O conceito de história tem assumido significados e características diversas ao longo do tempo. Desde os gregos até o advento das filosofias da história no final do século XVIII, passando por positivistas, marxistas, Annales, pós-modernos, a história vem sendo pensada sob os auspícios das mais diversas concepções teóricas, sendo constantemente ressignificada e arranjada de acordo com os cânones teóricos e filosóficos, muitas vezes como objeto ao sabor das contingências várias, sejam elas disciplinares, epistemológicas, políticas, acadêmicas, pedagógicas, etc.

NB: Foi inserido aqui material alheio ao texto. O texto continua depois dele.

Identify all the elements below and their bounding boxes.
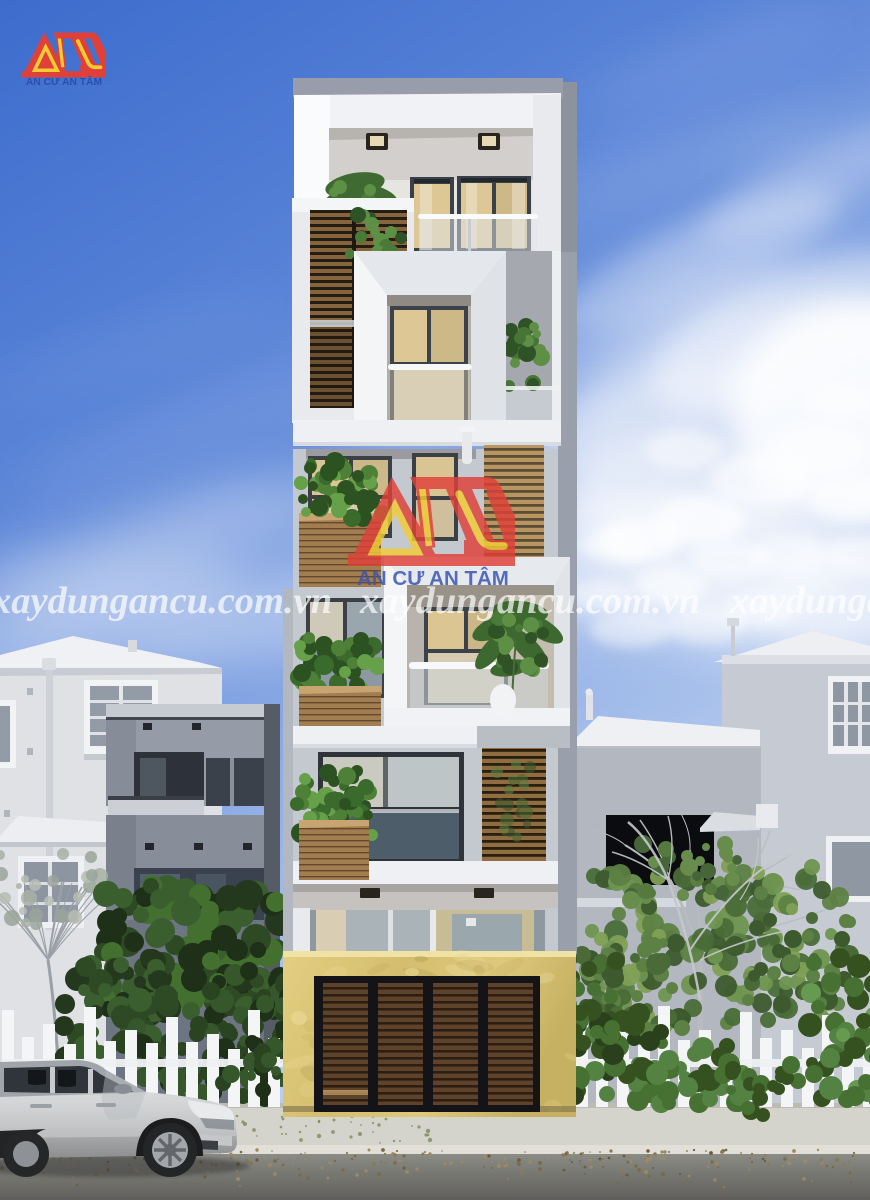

REPRESENTAÇÕES RACIAIS E IMIGRAÇÃO NA DÉCADA DE 20

Assistimos, na atualidade, a um número crescente de debates sobre cotas raciais, racismo, xenofobia, identidades, alteridade. Em meio a estas informações que nos provém dos mais diversos meios, ficamos muitas vezes propensos à quantidade de informação, em detrimento da qualidade, e à provável confusão de idéias decorrentes dessa multiplicidade. Muitos desses debates são bastante superficiais e carecem de uma fundamentação empírica e de um pensar sobre a história mais rigoroso, que abarque os vários questionamentos que inevitavelmente surgem.
Nesse sentido a leitura do artigo “Dos males que vêm com o sangue: as representações raciais e a categoria do imigrante indesejável nas concepções sobre imigração da década de 20” do professor e pesquisador da UFRJ Jair de Souza Ramos, pode nos ajudar a pensar esses debates de uma maneira mais consistente e segura. Em linhas gerais, o artigo versará sobre a questão da representação dos imigrantes considerados “indesejados” na década de 20 no Brasil, mormente os negros norte-americanos e os japoneses.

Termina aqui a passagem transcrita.